يَوۡمَ يَتَذَكَّرُ ٱلۡإِنسَٰنُ مَا سَعَىٰ ٣٥
o insanın neye koştuğunu anlayacağı gün
O gün insan, neyin peşinde koşmuş olduğunu hatırlar.
En büyük felaket (kıyamet) geldiği zaman, o gün insan yaptıklarını hatırlar.
وَبُرِّزَتِ ٱلۡجَحِيمُ لِمَن يَرَىٰ ٣٦
ve cahîm hortlatıldığı vakit, görür kimseler için
Gören kimseler için cehennem ortaya çıkarılmıştır.

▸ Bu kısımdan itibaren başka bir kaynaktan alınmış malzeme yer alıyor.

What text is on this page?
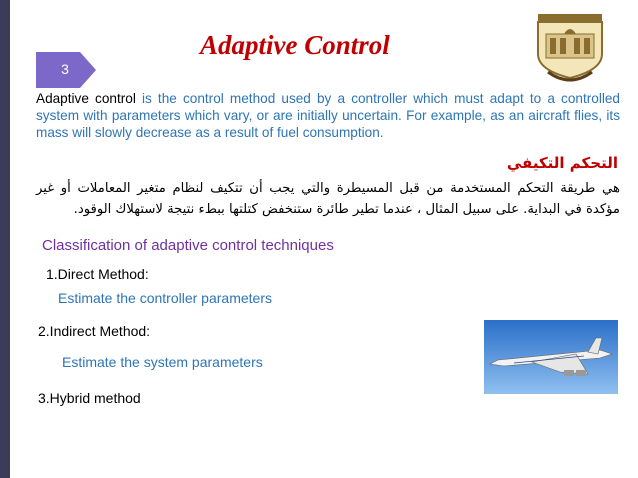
3
Adaptive Control
Adaptive control is the control method used by a controller which must adapt to a controlled system with parameters which vary, or are initially uncertain. For example, as an aircraft flies, its mass will slowly decrease as a result of fuel consumption.
التحكم التكيفي
هي طريقة التحكم المستخدمة من قبل المسيطرة والتي يجب أن تتكيف لنظام متغير المعاملات أو غير مؤكدة في البداية. على سبيل المثال ، عندما تطير طائرة ستنخفض كتلتها ببطء نتيجة لاستهلاك الوقود.
Classification of adaptive control techniques
1.Direct Method:
Estimate the controller parameters
2.Indirect Method:
Estimate the system parameters
3.Hybrid method
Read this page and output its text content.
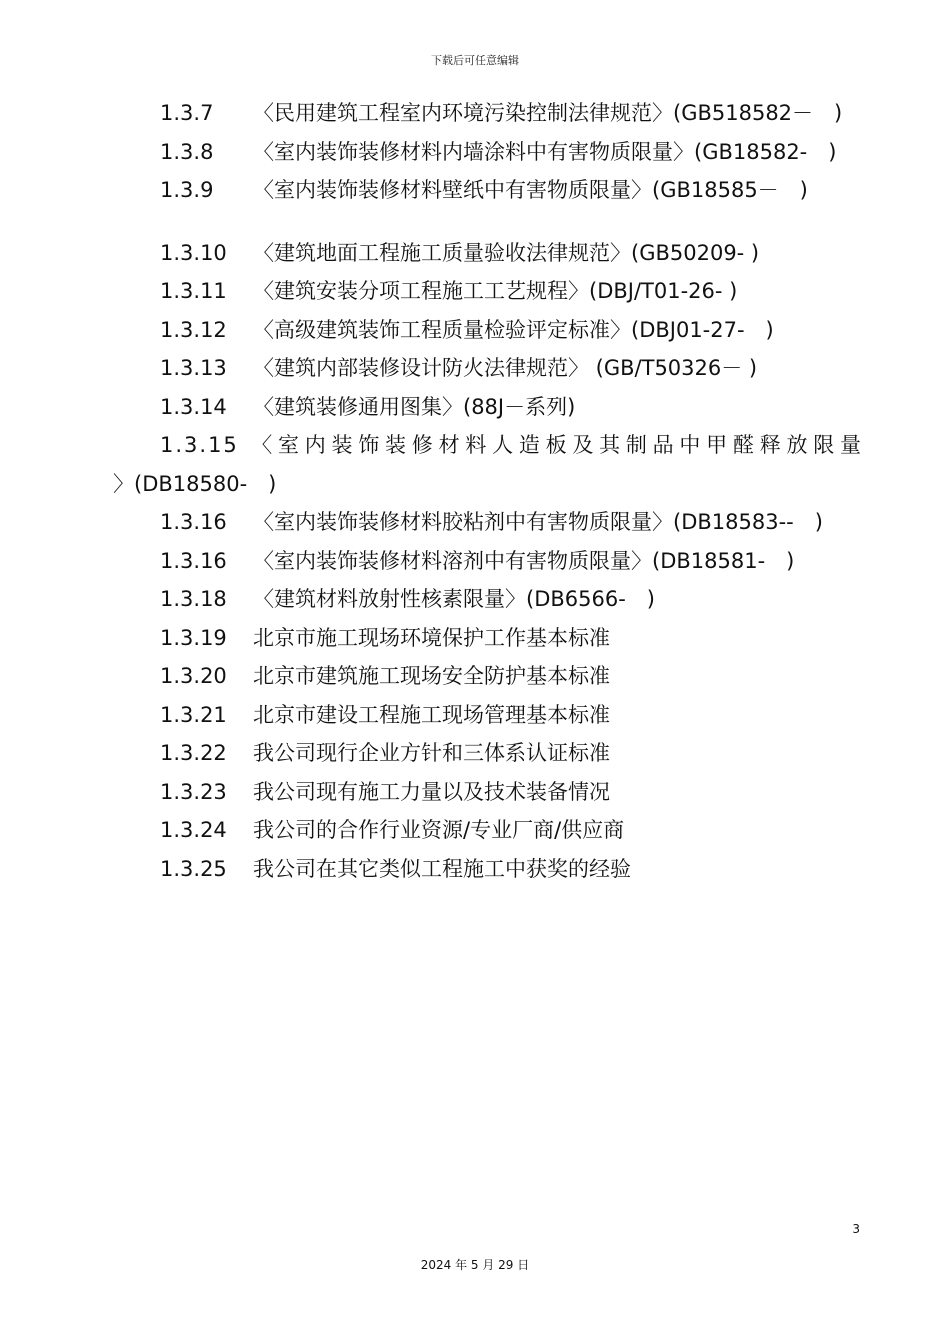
下载后可任意编辑
1.3.7 〈民用建筑工程室内环境污染控制法律规范〉(GB518582－　)
1.3.8 〈室内装饰装修材料内墙涂料中有害物质限量〉(GB18582-　)
1.3.9 〈室内装饰装修材料壁纸中有害物质限量〉(GB18585－　)
1.3.10 〈建筑地面工程施工质量验收法律规范〉(GB50209- )
1.3.11 〈建筑安装分项工程施工工艺规程〉(DBJ/T01-26- )
1.3.12 〈高级建筑装饰工程质量检验评定标准〉(DBJ01-27-　)
1.3.13 〈建筑内部装修设计防火法律规范〉 (GB/T50326－ )
1.3.14 〈建筑装修通用图集〉(88J－系列)
1.3.15 〈室内装饰装修材料人造板及其制品中甲醛释放限量
〉(DB18580-　)
1.3.16 〈室内装饰装修材料胶粘剂中有害物质限量〉(DB18583--　)
1.3.16 〈室内装饰装修材料溶剂中有害物质限量〉(DB18581-　)
1.3.18 〈建筑材料放射性核素限量〉(DB6566-　)
1.3.19 北京市施工现场环境保护工作基本标准
1.3.20 北京市建筑施工现场安全防护基本标准
1.3.21 北京市建设工程施工现场管理基本标准
1.3.22 我公司现行企业方针和三体系认证标准
1.3.23 我公司现有施工力量以及技术装备情况
1.3.24 我公司的合作行业资源/专业厂商/供应商
1.3.25 我公司在其它类似工程施工中获奖的经验
3
2024 年 5 月 29 日
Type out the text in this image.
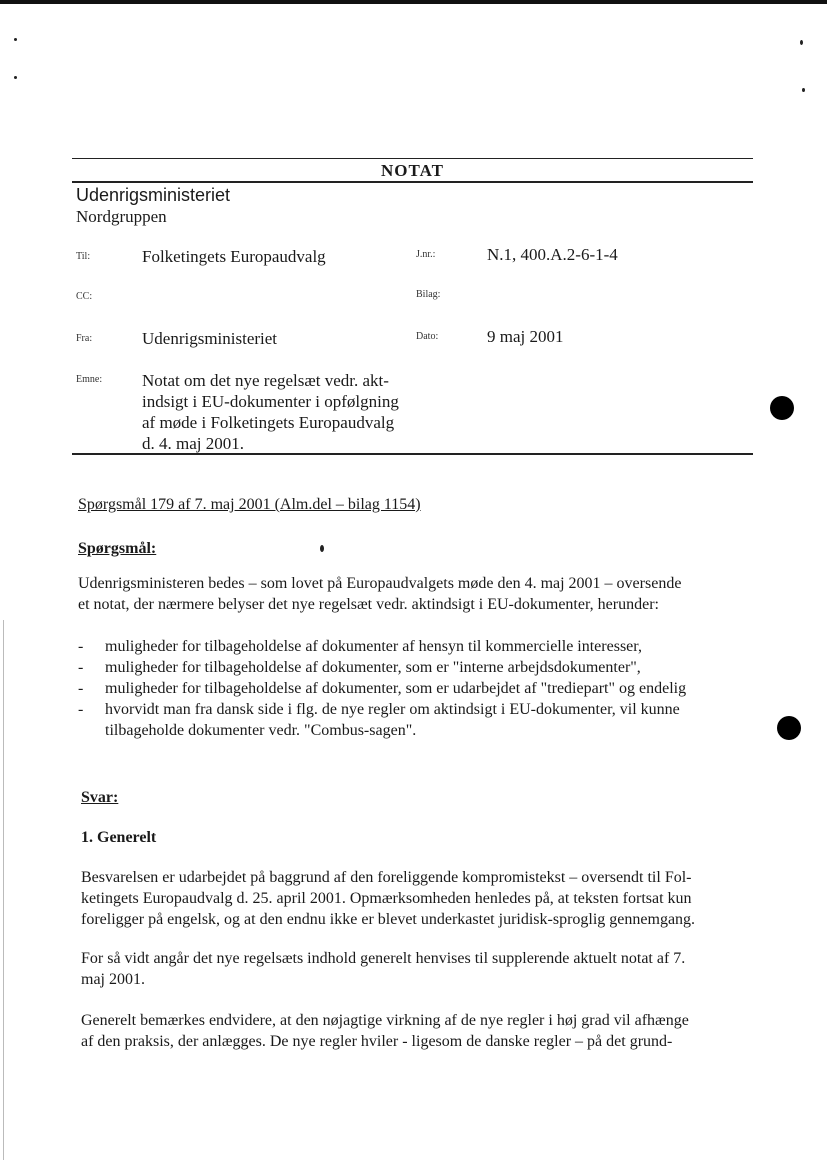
NOTAT
Udenrigsministeriet
Nordgruppen
Til:	Folketingets Europaudvalg	J.nr.:	N.1, 400.A.2-6-1-4
CC:	Bilag:
Fra:	Udenrigsministeriet	Dato:	9 maj 2001
Emne: Notat om det nye regelsæt vedr. akt-
indsigt i EU-dokumenter i opfølgning
af møde i Folketingets Europaudvalg
d. 4. maj 2001.
Spørgsmål 179 af 7. maj 2001 (Alm.del – bilag 1154)
Spørgsmål:
Udenrigsministeren bedes – som lovet på Europaudvalgets møde den 4. maj 2001 – oversende
et notat, der nærmere belyser det nye regelsæt vedr. aktindsigt i EU-dokumenter, herunder:
- muligheder for tilbageholdelse af dokumenter af hensyn til kommercielle interesser,
- muligheder for tilbageholdelse af dokumenter, som er "interne arbejdsdokumenter",
- muligheder for tilbageholdelse af dokumenter, som er udarbejdet af "trediepart" og endelig
- hvorvidt man fra dansk side i flg. de nye regler om aktindsigt i EU-dokumenter, vil kunne
tilbageholde dokumenter vedr. "Combus-sagen".
Svar:
1. Generelt
Besvarelsen er udarbejdet på baggrund af den foreliggende kompromistekst – oversendt til Fol-
ketingets Europaudvalg d. 25. april 2001. Opmærksomheden henledes på, at teksten fortsat kun
foreligger på engelsk, og at den endnu ikke er blevet underkastet juridisk-sproglig gennemgang.
For så vidt angår det nye regelsæts indhold generelt henvises til supplerende aktuelt notat af 7.
maj 2001.
Generelt bemærkes endvidere, at den nøjagtige virkning af de nye regler i høj grad vil afhænge
af den praksis, der anlægges. De nye regler hviler - ligesom de danske regler – på det grund-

Cehennem, görenler için apaçık bir şekilde gösterilir.
فَأَمَّا مَن طَغَىٰ ٣٧
artık her kim azgınlık etmiş,
Artık kim azmışsa.
Kim azgınlık eder ve dünya hayatını tercih ederse, şüphesiz, cehennem onun sığınağıdır.
وَءَاثَرَ ٱلۡحَيَوٰةَ ٱلدُّنۡيَا ٣٨
dünyâ hayâtı tercih eylemiş ise
ve şu yakın hayatı yeğlemişse.
Kim azgınlık eder ve dünya hayatını tercih ederse, şüphesiz, cehennem onun sığınağıdır.
فَإِنَّ ٱلۡجَحِيمَ هِيَ ٱلۡمَأۡوَىٰ ٣٩
muhakkak cahîmdir onun varacağı.
Onun barınağı cehennemdir.
Kim azgınlık eder ve dünya hayatını tercih ederse, şüphesiz, cehennem onun sığınağıdır.
وَأَمَّا مَنۡ خَافَ مَقَامَ رَبِّهِۦ وَنَهَى ٱلنَّفۡسَ عَنِ ٱلۡهَوَىٰ ٤٠
Her kim de Rabbinin makāmından korkmuş ve nefsi hevâdan nehy eylemiş ise
Ancak kim Rabbinin huzurunda durup hesap vermekten korkmuş ve nefsini kötü heveslerden menetmişse.
Kim de, Rabbinin huzurunda duracağından korkar ve nefsini arzularından alıkoyarsa, şüphesiz, cennet onun sığınağıdır.
فَإِنَّ ٱلۡجَنَّةَ هِيَ ٱلۡمَأۡوَىٰ ٤١
muhakkak cennettir onun varacağı.
Onun barınağı da cennettir.
Kim de, Rabbinin huzurunda duracağından korkar ve nefsini arzularından alıkoyarsa, şüphesiz, cennet onun sığınağıdır.
يَسۡـَٔلُونَكَ عَنِ ٱلسَّاعَةِ أَيَّانَ مُرۡسَىٰهَا ٤٢
Sana o Sâ‘at’ten soruyorlar: “Ne zaman demir atması?”.
Ey Muhammed! Senden kıyametin ne zaman gelip çatacağını sorarlar.
Sana, kıyametin ne zaman kopacağını soruyorlar.
فِيمَ أَنتَ مِن ذِكۡرَىٰهَآ ٤٣
Nerde senden onu anlatması?
Sen nerede, onun vaktini söylemek nerede?
Onu bilip söylemek nerede, sen nerede?
إِلَىٰ رَبِّكَ مُنتَهَىٰهَآ ٤٤
Rabbinedir onun müntehâsı.
Onun bilgisi Rabbine aittir.
Onun nihai bilgisi yalnız Rabbine âittir.